Landeshauptmann Arno Kompatscher bedankte sich bei der Lebenshilfe für ihr unermüdliches Engagement zugunsten von Menschen mit Beeinträchtigung. Landesrätin Waltraud Deeg berichtete, dass in Bezug auf das Hotel Masatsch konstruktive Gespräche stattgefunden haben, die auf eine Wiedereröffnung hindeuten.

Außerdem bedankte sie sich bei der Lebenshilfe für die Zusammenarbeit bei der Erstellung der Webseiten der Autonomen Provinz Bozen in Leichter Sprache sowie für die vorbildliche Organisation und Durchführung der sommerlichen Freizeit- und Urlaubsprojekte trotz aller coronabedingten Barrieren.
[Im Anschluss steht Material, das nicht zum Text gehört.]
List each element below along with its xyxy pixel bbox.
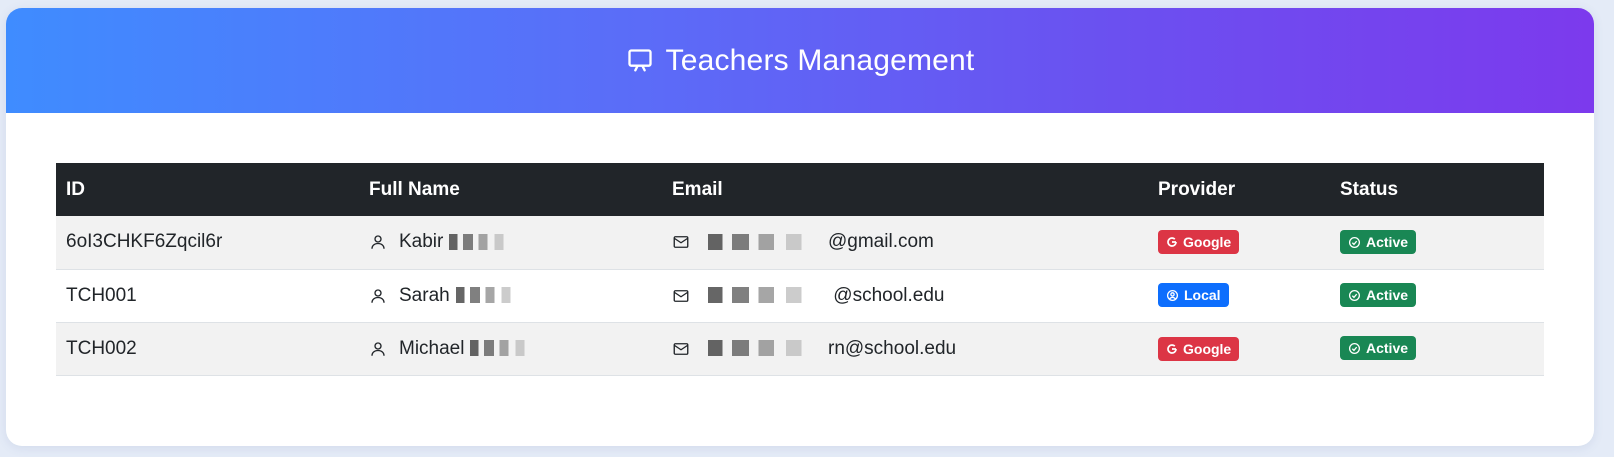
redacted-surname	[470, 340, 541, 357]
column-header-id[interactable]: ID	[56, 163, 359, 216]
email-cell: @gmail.com	[662, 216, 1148, 269]
column-header-provider[interactable]: Provider	[1148, 163, 1330, 216]
provider-cell: Google	[1148, 322, 1330, 375]
email-cell: rn@school.edu	[662, 322, 1148, 375]
redacted-surname	[455, 287, 526, 304]
envelope-icon	[672, 340, 690, 358]
redacted-email-user	[708, 234, 828, 251]
teacher-email: @school.edu	[833, 284, 945, 306]
teacher-name: Kabir	[399, 231, 444, 253]
provider-label: Local	[1184, 287, 1221, 304]
status-cell: Active	[1330, 269, 1544, 322]
provider-label: Google	[1183, 340, 1232, 357]
teacher-id: 6oI3CHKF6Zqcil6r	[66, 231, 223, 253]
provider-badge: Local	[1158, 283, 1229, 308]
teacher-id: TCH001	[66, 284, 137, 306]
presentation-board-icon	[626, 47, 654, 75]
status-label: Active	[1366, 234, 1409, 250]
check-circle-icon	[1348, 342, 1361, 355]
teacher-name: Sarah	[399, 284, 450, 306]
person-icon	[369, 233, 387, 251]
status-label: Active	[1366, 287, 1409, 304]
full-name-cell: Kabir	[359, 216, 662, 269]
status-label: Active	[1366, 340, 1409, 357]
person-icon	[369, 287, 387, 305]
status-badge: Active	[1340, 283, 1417, 308]
full-name-cell: Sarah	[359, 269, 662, 322]
table-header-row: ID Full Name Email Provider Status	[56, 163, 1544, 216]
status-cell: Active	[1330, 216, 1544, 269]
full-name-cell: Michael	[359, 322, 662, 375]
provider-cell: Google	[1148, 216, 1330, 269]
provider-label: Google	[1183, 234, 1232, 251]
table-row[interactable]: TCH001 Sarah @school.edu Local Active	[56, 269, 1544, 322]
provider-badge: Google	[1158, 336, 1240, 361]
teachers-table: ID Full Name Email Provider Status 6oI3C…	[56, 163, 1544, 376]
page-header: Teachers Management	[6, 8, 1594, 113]
redacted-email-user	[708, 340, 828, 357]
teacher-email: rn@school.edu	[828, 337, 957, 359]
provider-badge: Google	[1158, 230, 1240, 255]
person-icon	[369, 340, 387, 358]
redacted-email-user	[708, 287, 828, 304]
column-header-email[interactable]: Email	[662, 163, 1148, 216]
teacher-id: TCH002	[66, 337, 137, 359]
email-cell: @school.edu	[662, 269, 1148, 322]
teacher-name: Michael	[399, 337, 465, 359]
google-g-icon	[1166, 236, 1178, 248]
google-g-icon	[1166, 343, 1178, 355]
check-circle-icon	[1348, 289, 1361, 302]
teachers-card: Teachers Management ID Full Name Email P…	[6, 8, 1594, 446]
teachers-table-wrap: ID Full Name Email Provider Status 6oI3C…	[56, 163, 1544, 376]
check-circle-icon	[1348, 236, 1361, 249]
status-badge: Active	[1340, 336, 1417, 361]
redacted-surname	[449, 234, 520, 251]
table-row[interactable]: 6oI3CHKF6Zqcil6r Kabir @gmail.com Google…	[56, 216, 1544, 269]
status-badge: Active	[1340, 230, 1417, 254]
status-cell: Active	[1330, 322, 1544, 375]
page-title: Teachers Management	[665, 43, 975, 77]
table-row[interactable]: TCH002 Michael rn@school.edu Google Acti…	[56, 322, 1544, 375]
envelope-icon	[672, 233, 690, 251]
column-header-full-name[interactable]: Full Name	[359, 163, 662, 216]
teacher-email: @gmail.com	[828, 231, 934, 253]
envelope-icon	[672, 287, 690, 305]
provider-cell: Local	[1148, 269, 1330, 322]
column-header-status[interactable]: Status	[1330, 163, 1544, 216]
user-circle-icon	[1166, 289, 1179, 302]
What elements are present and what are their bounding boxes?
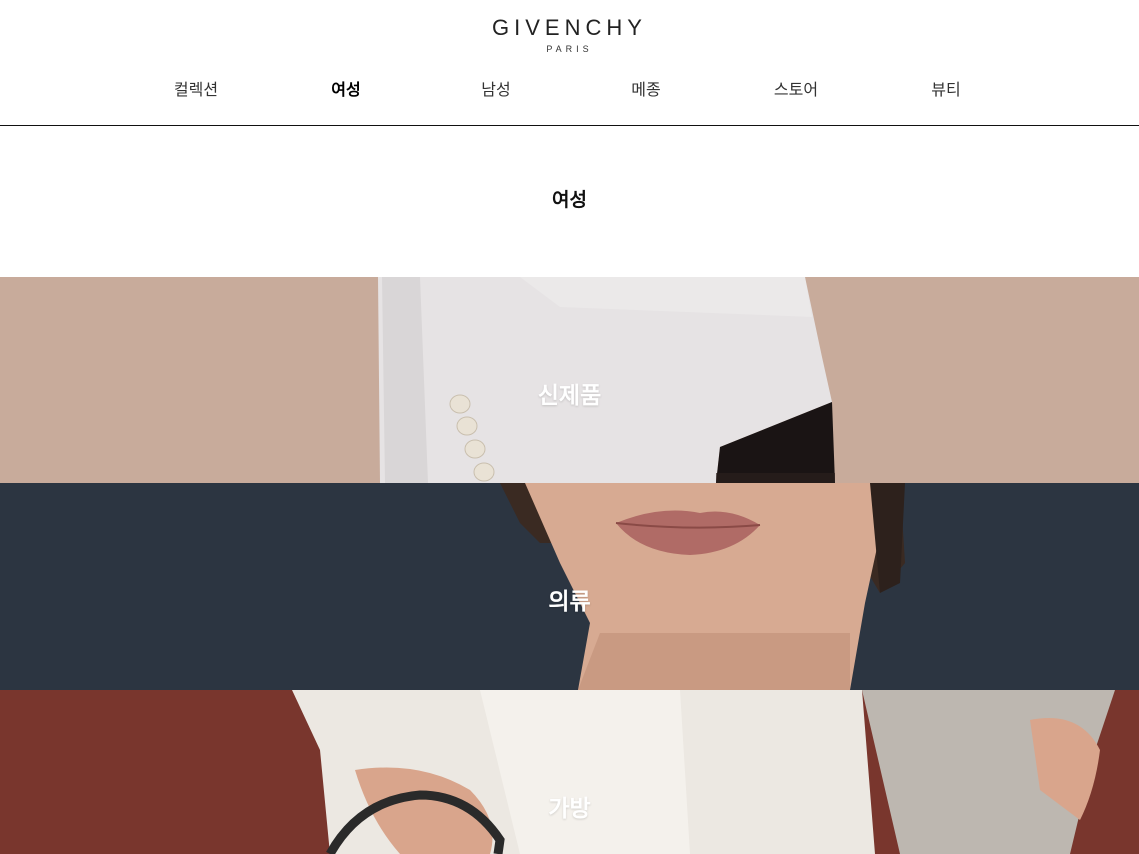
nav-item-men[interactable]: 남성: [436, 78, 556, 104]
nav-item-store[interactable]: 스토어: [736, 78, 856, 104]
nav-item-beauty[interactable]: 뷰티: [886, 78, 1006, 104]
category-banner-new[interactable]: 신제품: [0, 277, 1139, 483]
category-banner-bags[interactable]: 가방: [0, 690, 1139, 854]
nav-item-collection[interactable]: 컬렉션: [136, 78, 256, 104]
site-header: GIVENCHY PARIS 컬렉션 여성 남성 메종 스토어 뷰티: [0, 0, 1139, 126]
brand-sub: PARIS: [546, 44, 593, 54]
category-label-new: 신제품: [537, 382, 602, 408]
main-nav: 컬렉션 여성 남성 메종 스토어 뷰티: [0, 78, 1139, 104]
banner-bags-image: [292, 690, 1115, 854]
category-label-apparel: 의류: [548, 588, 591, 614]
brand-logo[interactable]: GIVENCHY PARIS: [0, 14, 1139, 55]
nav-item-maison[interactable]: 메종: [586, 78, 706, 104]
nav-item-women[interactable]: 여성: [286, 78, 406, 104]
page-title: 여성: [552, 190, 587, 211]
category-label-bags: 가방: [548, 795, 591, 821]
brand-name: GIVENCHY: [492, 15, 647, 40]
category-banner-apparel[interactable]: 의류: [0, 483, 1139, 690]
Geschäftsleiter Wolfgang Obwexer präsentierte die Tätigkeiten des vergangenen Jahres, nahm auf die Auswirkungen des Lockdowns zu Beginn der Covid-19-Krise Bezug und mahnte an, dass die pauschale Einstufung von Menschen mit Beeinträchtigung als Risikogruppe zu ungerechtfertigten Ausgrenzungen geführt habe.

Gleichzeitig sprach er allen Mitarbeiter/inne/n seine Anerkennung aus, die ihre Arbeit in den Einrichtungen und bei der Organisation und Durchführung von Dienstleistungen ohne Unterbrechungen und unter erschwerten Bedingungen verrichteten.

Hans Widmann bleibt Präsident – neuer Vizepräsident

Haupttagesordnungspunkt der Versammlung war die Wahl des neuen Landesvorstands, an deren Ende Elsa Noflatscher aus Brixen, die sich der heurigen Wahl nicht mehr stellte, für ihre langjährige Mitarbeit im Landesvorstand und als Vizepräsidentin geehrt wurde. Vera Hofer und Katrin Hofer wurden als Rechnungsrevisorinnen wiedergewählt.

Bei seiner Sitzung bestätigte der neue Vorstand Hans Widmann in seiner Eigenschaft als Präsident und wählte Armin Reinstadler zum neuen Vizepräsidenten. Der neue Vorstand, der bis April 2023 im Amt bleiben wird, ist somit aus folgenden Personen zusammengesetzt: Hans Widmann (Präsident), Armin Reinstadler (Vizepräsident), Roland Schroffenegger (Kassier), Josef Gottardi, Veronika Pfeifer (alle gewählt), Jochen Tutzer (Präsident der Selbstvertretungsgruppe People First), Rosa Hofer, Josef Mahlknecht, Meinhard Oberhauser, Theresia Rottensteiner, Claudia Thayer, Andreas Tschurtschenthaler (Präsidenten der Bezirke) sowie Kurt Wiedenhofer (kooptiert).

Das neu zusammengesetzte Gremium brachte nach der Wahl des Präsidenten, des Vizepräsidenten und des Kassiers seine Sorge angesichts möglicher Entwicklungen im Zusammenhang mit der Covid-19-Situation zum Ausdruck und betonte, dass eine neuerliche Schließung der Wohn- und Arbeitseinrichtungen für Menschen mit Beeinträchtigung deren Eltern in eine untragbare Lage versetzen würde. Die gegenwärtige Zeit, so waren sich die neuen Vorstandsmitglieder einig, gebe zwar Anlass zu Beunruhigung, doch die kommenden drei Jahre seien voller Optimismus und mit Tatendrang anzugehen.